Однако Катерина одета в простое и удобное платье а-ля соваж,[73] отличающееся от привычных летних сарафанов разве что длиной.

И расцветкой.

Белый, точно шерсть ягненка, лиф едва заметно розовеет к линии талии — алому шнурку, перехватывающему ткань под грудью. Шнурок похож на резаную рану, сходство усугубляет наливающийся краснотой узор — струйки крови, стекающие вниз по белому-белому платью, такому легкому и чистому сверху и тяжко-багровому у подола, где плотная вышивка — темно-вишневая нить и благородный опал, то молочно-белый, то красно-бурый — напоминает лохмотья кожи и мышц, растерзанных пыткой. Или любовью. Любовью с нефилимом.

Тошнотворный привкус меди расцветает на языке в полную силу, желудок скручивает в ожидании потока крови, распирающей гортань и пищевод. Саграда хватает ртом загустевший воздух, без голоса шепча на вдохе: не я, не я, не я творила ужас в грязных притонах и в респектабельных особняках, не я распинала и четвертовала, не я коллекционировала орудия пытки, ножи и цепи, кнуты и плети, не я лила в раны кислоты и щелочи, не я пробовала человеческую плоть на вкус, господь всевидящий, всемогущий, всепрощающий, прошу, НЕ МЕНЯ!
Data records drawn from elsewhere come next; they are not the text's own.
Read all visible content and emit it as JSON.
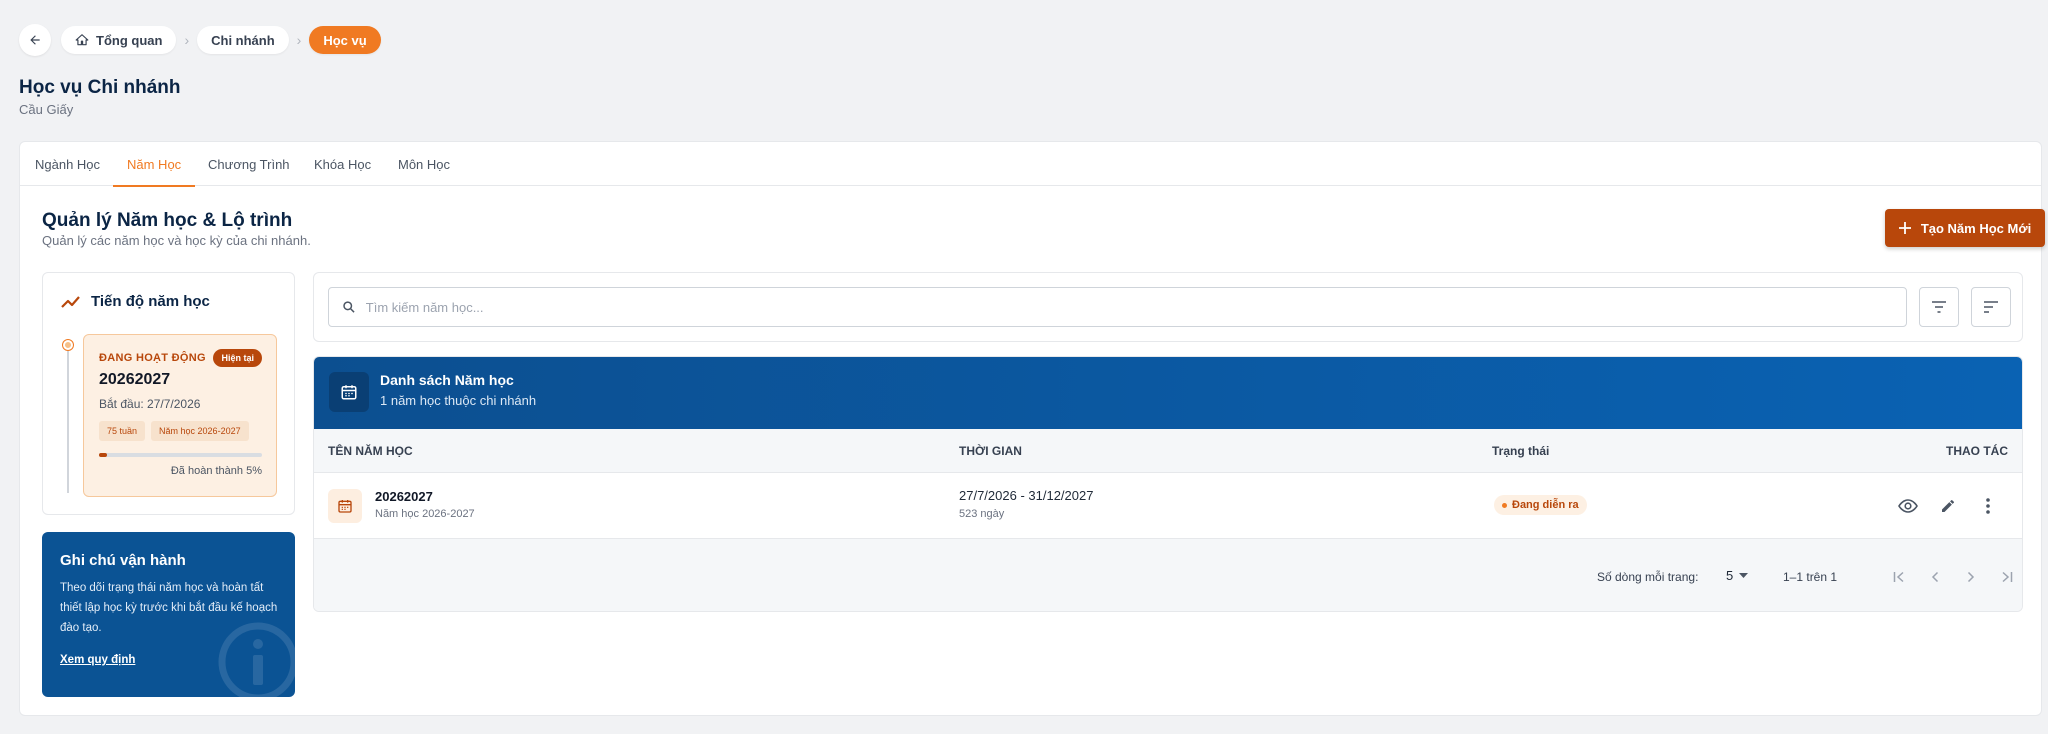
{
  "breadcrumb": {
    "items": [
      {
        "label": "Tổng quan",
        "icon": "home-icon"
      },
      {
        "label": "Chi nhánh"
      },
      {
        "label": "Học vụ",
        "active": true
      }
    ]
  },
  "page": {
    "title": "Học vụ Chi nhánh",
    "subtitle": "Cầu Giấy"
  },
  "tabs": [
    {
      "label": "Ngành Học",
      "active": false
    },
    {
      "label": "Năm Học",
      "active": true
    },
    {
      "label": "Chương Trình",
      "active": false
    },
    {
      "label": "Khóa Học",
      "active": false
    },
    {
      "label": "Môn Học",
      "active": false
    }
  ],
  "section": {
    "title": "Quản lý Năm học & Lộ trình",
    "subtitle": "Quản lý các năm học và học kỳ của chi nhánh.",
    "create_button": "Tạo Năm Học Mới"
  },
  "progress": {
    "title": "Tiến độ năm học",
    "card": {
      "status": "ĐANG HOẠT ĐỘNG",
      "badge": "Hiện tại",
      "year": "20262027",
      "start": "Bắt đầu: 27/7/2026",
      "chips": [
        "75 tuần",
        "Năm học 2026-2027"
      ],
      "percent": 5,
      "done_text": "Đã hoàn thành 5%"
    }
  },
  "note": {
    "title": "Ghi chú vận hành",
    "text": "Theo dõi trạng thái năm học và hoàn tất thiết lập học kỳ trước khi bắt đầu kế hoạch đào tạo.",
    "link": "Xem quy định"
  },
  "search": {
    "placeholder": "Tìm kiếm năm học..."
  },
  "table": {
    "title": "Danh sách Năm học",
    "subtitle": "1 năm học thuộc chi nhánh",
    "columns": [
      "TÊN NĂM HỌC",
      "THỜI GIAN",
      "Trạng thái",
      "THAO TÁC"
    ],
    "rows": [
      {
        "name": "20262027",
        "name_sub": "Năm học 2026-2027",
        "time": "27/7/2026 - 31/12/2027",
        "days": "523 ngày",
        "status": "Đang diễn ra"
      }
    ],
    "footer": {
      "rows_label": "Số dòng mỗi trang:",
      "rows_value": "5",
      "range": "1–1 trên 1"
    }
  },
  "colors": {
    "accent": "#f07a22",
    "accent_dark": "#b8470b",
    "primary_blue": "#0b5394",
    "navy": "#0b2545"
  }
}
В себя ее приводит лишь голос Люцифера — светски-небрежный тон, каким большой, серьезный мужчина беседует с провинциальной барышней, впервые привезенной на ярмарку невест. Вроде бы ни о чем, но с твердым намерением оценить стати, родословную и цену племенной кобылки, чей норов и капризы никого не интересуют — ни продавца, ни покупателя. Стой смирно, животина, для тебя ж стараемся!

— Сколько живу, а мода не меняется. Все так же в моде стыд, вина и гнев. — Денница протягивает руку и сжимает Катину ягодицу через ткань. — И, конечно, похоть.

На лице дьявола хищная усмешка, полная жадного предвкушения. На лице Эби — непрошибаемое, профессиональное безразличие. Маска, надетая во время отвратительного и одновременно притягательного садомазо-шоу с участием Уриила — надетая, похоже, надолго, если не навсегда. Дочь аколита сатаны будто военный хирург, латающий раны и проводящий ампутации без анестезии, всегда готовый пошутить без улыбки: хорошо зафиксированный больной в обезболивании не нуждается.

— Поверь, этот фасон лучше всего подойдет для… прогулки княгини по владениям, — чуть запнувшись на середине фразы, отвечает Абигаэль.

— Ну, через озера крови и прочих телесных жидкостей я княгиню и на руках перенесу, — ядовито парирует Люцифер. — А буде она пожелает, так и вовсе пролечу на крылах быстрее мысли на высоте ангельского полета. С такой высоты даже преисподняя смотрится стильненько. После чего мы неплохо проведем время в любом тропическом раю, на какой моя Саграда укажет. До самого конца реформ.

— А по окончанию реформ ты станешь топливом для адской топки, придурок, — почти ласково произносит Наама. — Сколько тебе повторять, реформатор: геенна останется геенной, потому что ее хотят именно такой! Все хотят, не только демоны, но и обреченные. Мы ЛЮБИМ наш ад. Лю-бим.

— Романтики, — пренебрежительно кривит губы Тайгерм. В его лице действительно появляется что-то кошачье: так горный лев смотрит с высокого дерева на скунса, размышляя, сожрать его или не трогать вонючку. — Любители дерьмовых озер и гнойных туманов. Ценители котлов и сковородок. Защитники вековых отложений грязи божественной и человеческой.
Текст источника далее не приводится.